One key factor hindering the recruitment of new drivers in the logistics industry is the lack of real life experience. Although the industry is currently experiencing an acute driver shortage, there is a pool of new drivers with LGV licences that struggle to find employment due to a lack of experience. Skills for Logistics has developed a programmed called the Experience Booster which is intended to provide a proxy for experience and will come to serve as an industry-wide standard.
As in other walks of life, there is no substitute for real experience. However, an equally important fact of life is that in a time of shortage, there is a great need that has to be fulfilled from outside the industry, stated Dr Mick Jackson, Director of Skills Development. Skills for Logistics Experience Booster gives companies the chance to minimise the risk implicit in recruiting raw talent by selecting as few or as many of its nine modules as they require in order to ensure that their staff hit the ground running and meet appropriate competency levels.

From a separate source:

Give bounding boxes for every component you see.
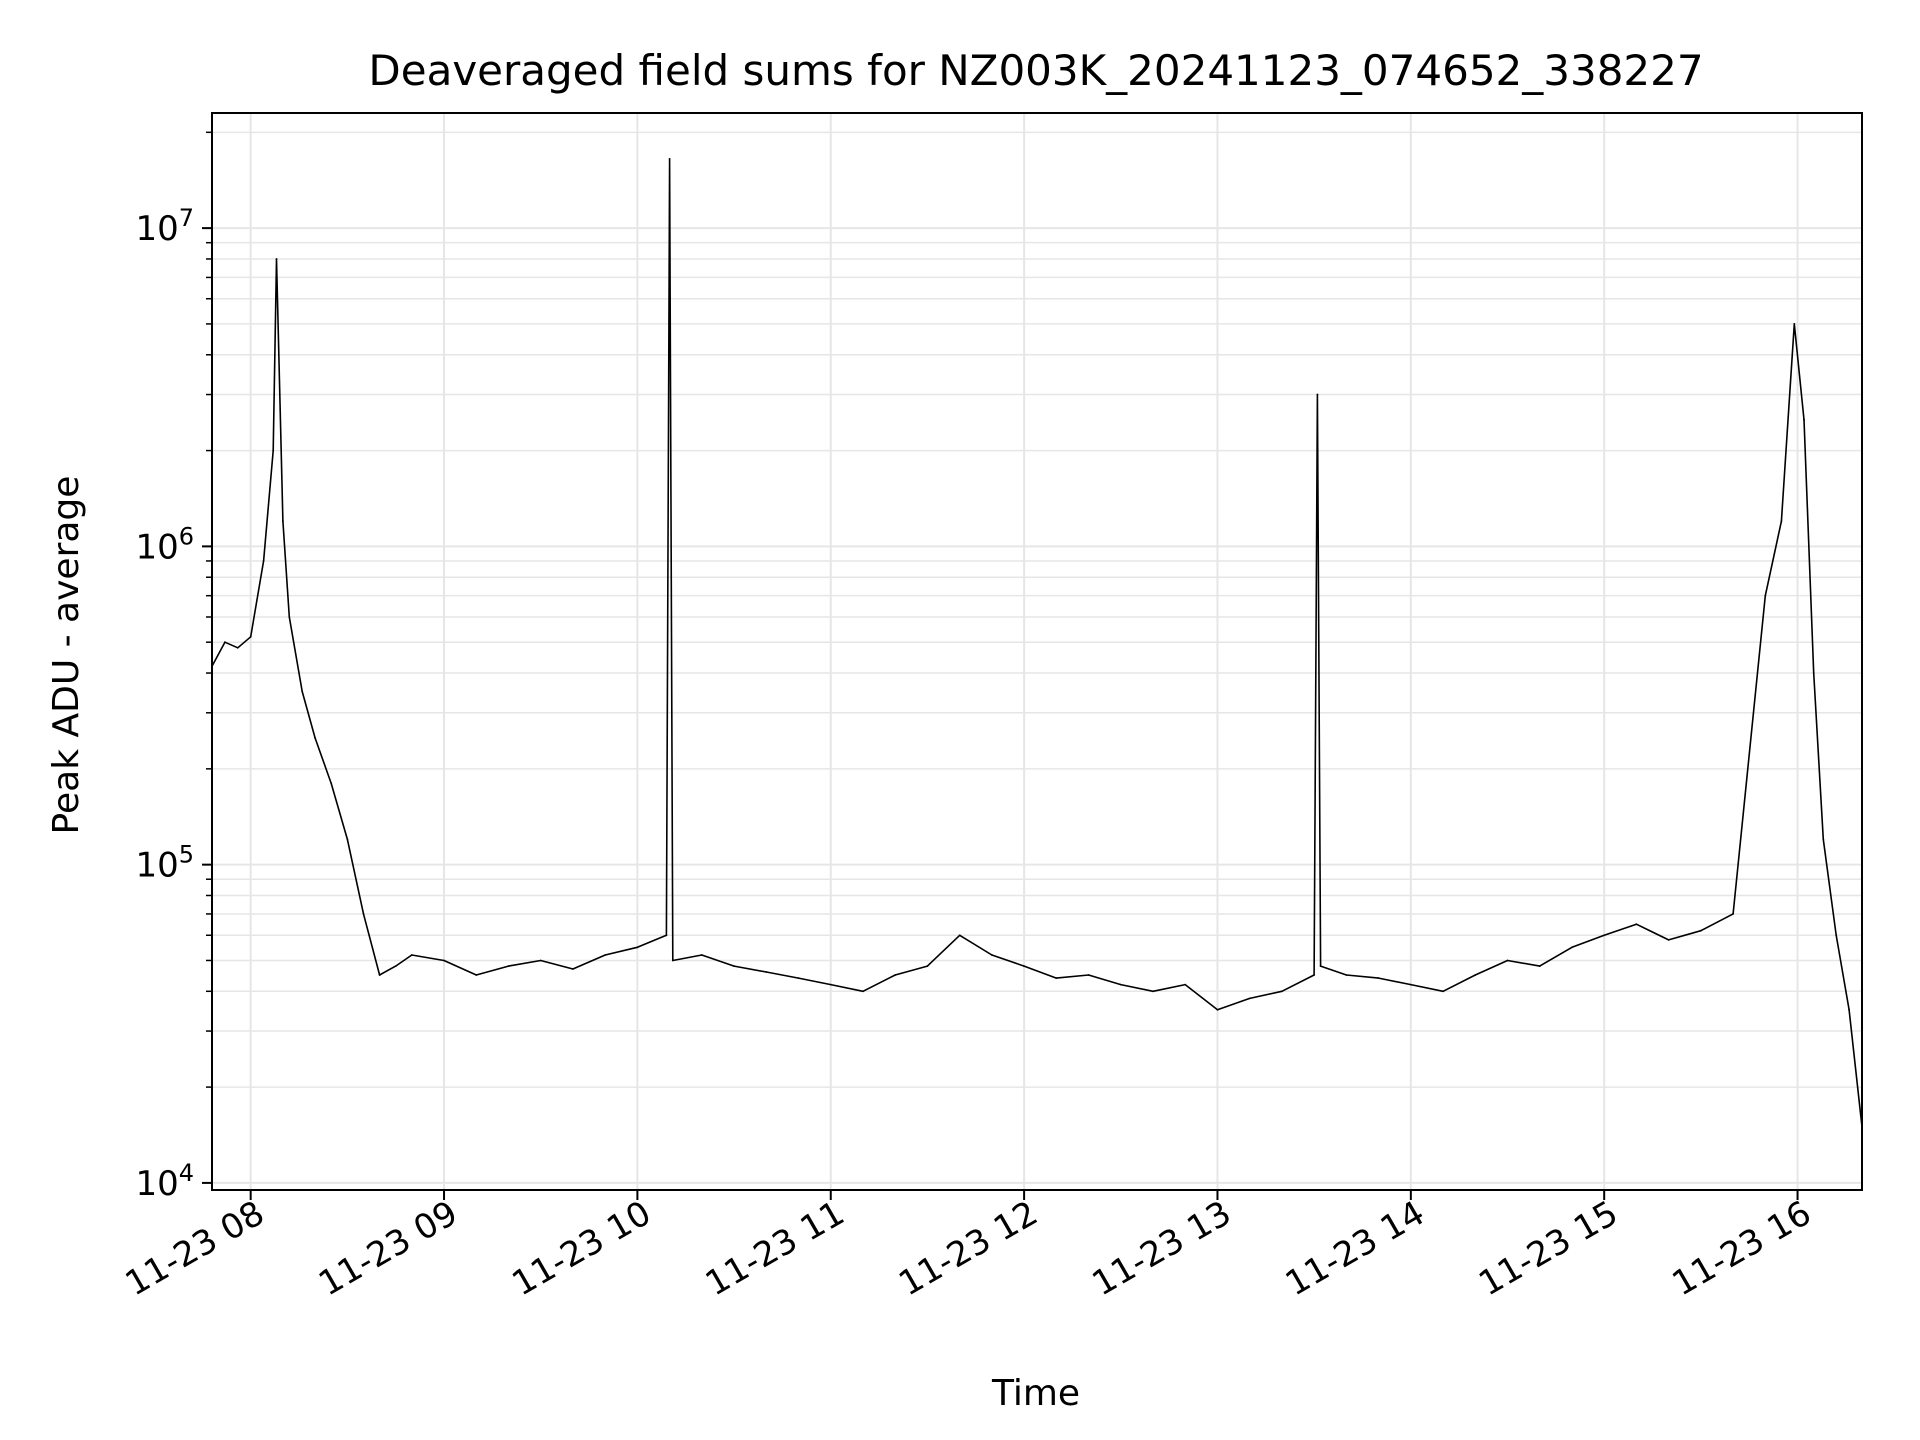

The Experience Booster consists of the following nine units providing a pick and mix of proxy for real industry experience.
1. Licence acquisition
2. Basic Skills Certification
3. Driving Goods Vehicles Vocational Qualification
4. SAFED (the Department for Transports Safe and Fuel Efficient Driving programme)
5. Customer Service
6. Working in the UK
7. Industry Knowledge
8. Site Health & Safety
9. Employees rights and responsibilities
The first three are based on the Logistics Skills Award - a successful existing Skills for Logistics initiative. The other six modules have been added in response to requests from potential employers of newly qualified drivers. Many of the modules can be delivered before the potential employee has a single driving lesson providing them with an accurate idea of what a driving career entails. This is expected to reduce subsequent drop-out rates.

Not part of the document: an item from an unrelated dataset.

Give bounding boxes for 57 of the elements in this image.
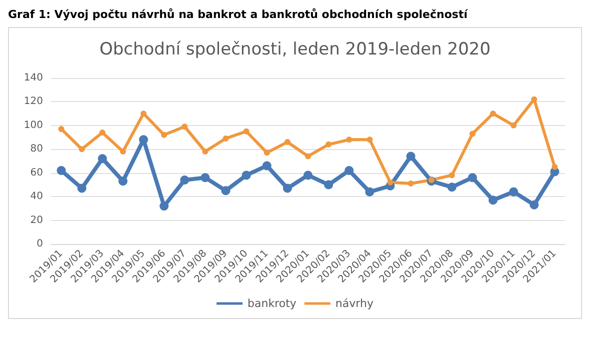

By providing the SAFED module immediately after the successful test pass, industry is not allowing bad habits to creep in and ensures that drivers are provided with the knowledge to drive safely and efficiently from day one. Skills for Logistics is recommending that the SAFED training is carried out (where possible) on laden vehicles unlike the driving test. All of this adds valuably to the experience proxy.
A pilot project has been launched for ex MG Rover employees with 300 currently training to become LGV drivers. Skills for Logistics plans to introduce the scheme to additional industry employers in the near future.